The Prices of Gogerddan traced their ancestry back to Gwaethfoed, lord of Ceredigion in the eleventh century. It may have been the Member’s great-grandfather, Rhys ap Dafydd Llwyd, who in the early sixteenth century built Plâs Gogerddan, some three miles north-east of Aberystwyth, from which the family dominated the northern part of Cardiganshire: in 1637 their estate was reckoned to be worth £1,000 a year, far ahead of any other family in the county.
Price augmented his lands through purchase and lease, and unsurprisingly acquired a significant presence in nearby Aberystwyth.
Price was not eligible to stand for the county in 1604 as he was then serving as Cardiganshire’s sheriff. This did not mean that he remained aloof from political manoeuvring, however, as the county’s choice fell upon his son-in-law, John Lewis. Price’s electoral influence was even more visible in the local borough election, in which he sought to engineer the return of Richard Delabere, whom he may have helped to the same seat in 1601. As required, Price sent his precept to Cardigan, whereupon the town proceeded to elect William Bradshaw, but ‘minding to make choice of a friend of his’, Price held another election at Aberystwyth using electors ‘unduly procured’, who returned Delabere. After investigating the matter, the Commons admitted Bradshaw and ordered Price’s arrest for partiality.
Price’s behaviour in respect of the 1604 election is puzzling. By holding the election at Aberystwyth rather than Cardigan he was probably trying to consolidate his influence over the disparate borough constituency: Aberystwyth was much closer to Gogerddan, and thus more open to his influence than Cardigan, which lay at the opposite southern end of the shire, near Bradshaw’s home at St. Dogmaels.
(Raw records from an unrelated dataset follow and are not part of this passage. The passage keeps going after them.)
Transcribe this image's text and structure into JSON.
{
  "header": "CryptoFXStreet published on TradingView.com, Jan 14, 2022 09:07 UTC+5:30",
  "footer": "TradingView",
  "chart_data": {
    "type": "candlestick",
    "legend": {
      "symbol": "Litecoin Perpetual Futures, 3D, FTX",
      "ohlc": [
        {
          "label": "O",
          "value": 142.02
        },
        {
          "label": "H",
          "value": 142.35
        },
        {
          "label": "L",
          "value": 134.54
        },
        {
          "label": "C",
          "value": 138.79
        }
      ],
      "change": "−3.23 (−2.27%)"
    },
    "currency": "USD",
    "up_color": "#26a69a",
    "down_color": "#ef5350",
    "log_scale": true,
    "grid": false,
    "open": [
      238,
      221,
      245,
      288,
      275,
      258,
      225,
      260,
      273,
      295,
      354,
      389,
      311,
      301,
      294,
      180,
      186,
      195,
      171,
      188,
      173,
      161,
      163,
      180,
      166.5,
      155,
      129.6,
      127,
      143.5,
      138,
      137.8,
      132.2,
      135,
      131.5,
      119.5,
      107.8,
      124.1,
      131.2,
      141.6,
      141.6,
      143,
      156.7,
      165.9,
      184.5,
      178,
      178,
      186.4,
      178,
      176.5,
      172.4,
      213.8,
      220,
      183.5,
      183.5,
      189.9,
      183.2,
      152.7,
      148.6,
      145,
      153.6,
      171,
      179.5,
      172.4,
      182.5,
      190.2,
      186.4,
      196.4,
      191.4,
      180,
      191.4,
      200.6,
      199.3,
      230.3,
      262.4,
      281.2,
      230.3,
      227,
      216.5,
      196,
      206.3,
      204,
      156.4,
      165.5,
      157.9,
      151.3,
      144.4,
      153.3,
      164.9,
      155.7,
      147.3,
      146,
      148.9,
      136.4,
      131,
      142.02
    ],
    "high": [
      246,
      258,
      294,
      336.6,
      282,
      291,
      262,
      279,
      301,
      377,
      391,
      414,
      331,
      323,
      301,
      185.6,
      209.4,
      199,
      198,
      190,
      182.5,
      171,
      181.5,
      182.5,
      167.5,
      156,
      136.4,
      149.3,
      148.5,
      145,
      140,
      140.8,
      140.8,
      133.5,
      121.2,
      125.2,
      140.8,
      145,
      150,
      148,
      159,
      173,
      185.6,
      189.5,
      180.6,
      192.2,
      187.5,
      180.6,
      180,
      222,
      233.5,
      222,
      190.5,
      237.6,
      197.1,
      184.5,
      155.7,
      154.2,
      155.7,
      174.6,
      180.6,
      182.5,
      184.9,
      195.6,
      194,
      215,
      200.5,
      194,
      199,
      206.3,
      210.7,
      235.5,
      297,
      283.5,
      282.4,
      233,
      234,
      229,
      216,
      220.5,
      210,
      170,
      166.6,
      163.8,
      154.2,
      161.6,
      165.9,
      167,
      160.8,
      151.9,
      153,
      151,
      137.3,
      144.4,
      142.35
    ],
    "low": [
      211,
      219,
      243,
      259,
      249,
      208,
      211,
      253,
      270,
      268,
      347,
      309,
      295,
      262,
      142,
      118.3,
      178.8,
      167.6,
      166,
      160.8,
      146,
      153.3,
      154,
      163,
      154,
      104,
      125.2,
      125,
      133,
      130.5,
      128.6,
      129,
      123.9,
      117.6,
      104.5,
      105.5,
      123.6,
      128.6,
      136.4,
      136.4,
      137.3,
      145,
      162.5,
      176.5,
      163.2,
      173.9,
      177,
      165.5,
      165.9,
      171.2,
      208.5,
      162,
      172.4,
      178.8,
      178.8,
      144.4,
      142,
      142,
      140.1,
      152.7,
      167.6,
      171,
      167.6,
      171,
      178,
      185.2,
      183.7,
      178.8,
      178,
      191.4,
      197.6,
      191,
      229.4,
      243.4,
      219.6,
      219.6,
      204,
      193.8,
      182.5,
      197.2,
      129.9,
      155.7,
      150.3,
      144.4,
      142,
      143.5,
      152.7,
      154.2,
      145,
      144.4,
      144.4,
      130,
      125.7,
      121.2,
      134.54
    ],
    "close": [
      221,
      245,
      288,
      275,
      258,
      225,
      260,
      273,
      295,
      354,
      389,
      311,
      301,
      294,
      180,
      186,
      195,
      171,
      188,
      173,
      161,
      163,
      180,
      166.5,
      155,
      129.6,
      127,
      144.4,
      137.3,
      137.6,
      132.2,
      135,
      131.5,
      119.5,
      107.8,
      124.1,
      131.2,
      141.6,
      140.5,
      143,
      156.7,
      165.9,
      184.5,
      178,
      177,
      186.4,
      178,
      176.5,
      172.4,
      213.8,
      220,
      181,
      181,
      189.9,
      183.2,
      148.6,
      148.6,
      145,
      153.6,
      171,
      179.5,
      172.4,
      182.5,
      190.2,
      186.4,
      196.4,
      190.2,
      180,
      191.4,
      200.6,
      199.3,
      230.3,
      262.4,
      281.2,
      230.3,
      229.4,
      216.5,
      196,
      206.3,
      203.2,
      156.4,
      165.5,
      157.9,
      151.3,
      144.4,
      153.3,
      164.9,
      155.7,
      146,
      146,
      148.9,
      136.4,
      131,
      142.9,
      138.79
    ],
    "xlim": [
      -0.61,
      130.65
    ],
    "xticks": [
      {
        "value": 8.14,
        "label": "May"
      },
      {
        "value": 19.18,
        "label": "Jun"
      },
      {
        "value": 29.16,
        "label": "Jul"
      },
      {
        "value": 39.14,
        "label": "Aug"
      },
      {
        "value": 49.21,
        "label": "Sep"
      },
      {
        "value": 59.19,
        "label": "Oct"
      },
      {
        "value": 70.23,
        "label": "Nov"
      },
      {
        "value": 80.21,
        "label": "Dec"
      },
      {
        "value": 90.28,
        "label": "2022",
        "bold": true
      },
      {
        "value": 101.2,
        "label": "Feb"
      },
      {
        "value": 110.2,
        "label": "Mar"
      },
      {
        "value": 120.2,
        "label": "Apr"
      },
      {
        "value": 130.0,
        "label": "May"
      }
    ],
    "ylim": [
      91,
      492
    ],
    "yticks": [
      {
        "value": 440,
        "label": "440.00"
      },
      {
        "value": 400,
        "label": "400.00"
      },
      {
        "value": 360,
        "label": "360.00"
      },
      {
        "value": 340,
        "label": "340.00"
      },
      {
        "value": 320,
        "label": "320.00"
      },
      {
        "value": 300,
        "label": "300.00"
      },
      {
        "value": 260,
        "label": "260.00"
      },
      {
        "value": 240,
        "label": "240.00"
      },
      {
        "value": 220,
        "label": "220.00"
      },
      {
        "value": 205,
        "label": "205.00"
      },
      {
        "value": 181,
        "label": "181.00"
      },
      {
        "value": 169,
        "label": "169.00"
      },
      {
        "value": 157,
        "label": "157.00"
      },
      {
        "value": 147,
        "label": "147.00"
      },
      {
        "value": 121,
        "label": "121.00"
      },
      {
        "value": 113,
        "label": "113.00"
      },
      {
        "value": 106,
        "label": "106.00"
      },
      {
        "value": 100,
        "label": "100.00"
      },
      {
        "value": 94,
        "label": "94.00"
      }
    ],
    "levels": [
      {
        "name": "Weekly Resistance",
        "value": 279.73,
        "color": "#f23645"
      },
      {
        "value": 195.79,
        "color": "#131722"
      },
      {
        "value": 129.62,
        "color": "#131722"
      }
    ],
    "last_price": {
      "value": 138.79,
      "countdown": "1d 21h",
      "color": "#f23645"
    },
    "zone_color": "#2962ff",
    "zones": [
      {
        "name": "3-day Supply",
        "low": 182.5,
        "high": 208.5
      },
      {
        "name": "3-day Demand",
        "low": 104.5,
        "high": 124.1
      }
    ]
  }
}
This interpretation is supported by allegations made in the 1599 Star Chamber action, in which Price was accused of removing the county armoury from Cardigan to Llanbadarn Fawr, close to Aberystwyth. There he also built a new shire hall, despite Llanbadarn Fawr’s tiny size and unsuitability. Moreover, Price himself described Cardigan as lying ‘in the one end or nook’ of the county, and was a close friend of Aberystwyth’s mayor and returning officer, Richard Mortimer, who was described as a ‘devoted man to Richard Price’ in 1599.
The tradition of electing Price as county Member was re-established in 1614 and 1621. However, as in the Elizabethan Parliaments in which he served, Price appears not to have made any impression at Westminster, as the ‘Mr. Price’ recorded in the Journal in 1621 was Charles Price, Member for New Radnor.
Under Elizabeth and James, Price was active in litigating over a grant he had received of Pennal in Merioneth in 1587. He brought several Exchequer cases alleging unlawful intrusion on his lands. Resistance to his tenure appears to have been led by the Herberts of Dolguog, Montgomeryshire, as Matthew II† and Francis Herbert, father and son respectively, along with Rowland Pugh of Pennal, were accused of withholding rent and duties and claiming freehold.
Price, whose forebears included the famous bard Ieuan ap Rhydderch, was a prominent patron of traditional bardic culture. He had numerous poems and odes composed in his honour by prominent bardic figures, including Lewys and James Dwnn, Huw Machno, Ieuan Tew and Siôn Cain.
Lady Gwen Price represented the family as a formidable matriarch during the 1620s and 1630s, continuing several of the Member’s lawsuits and safeguarding the Gogerddan interests.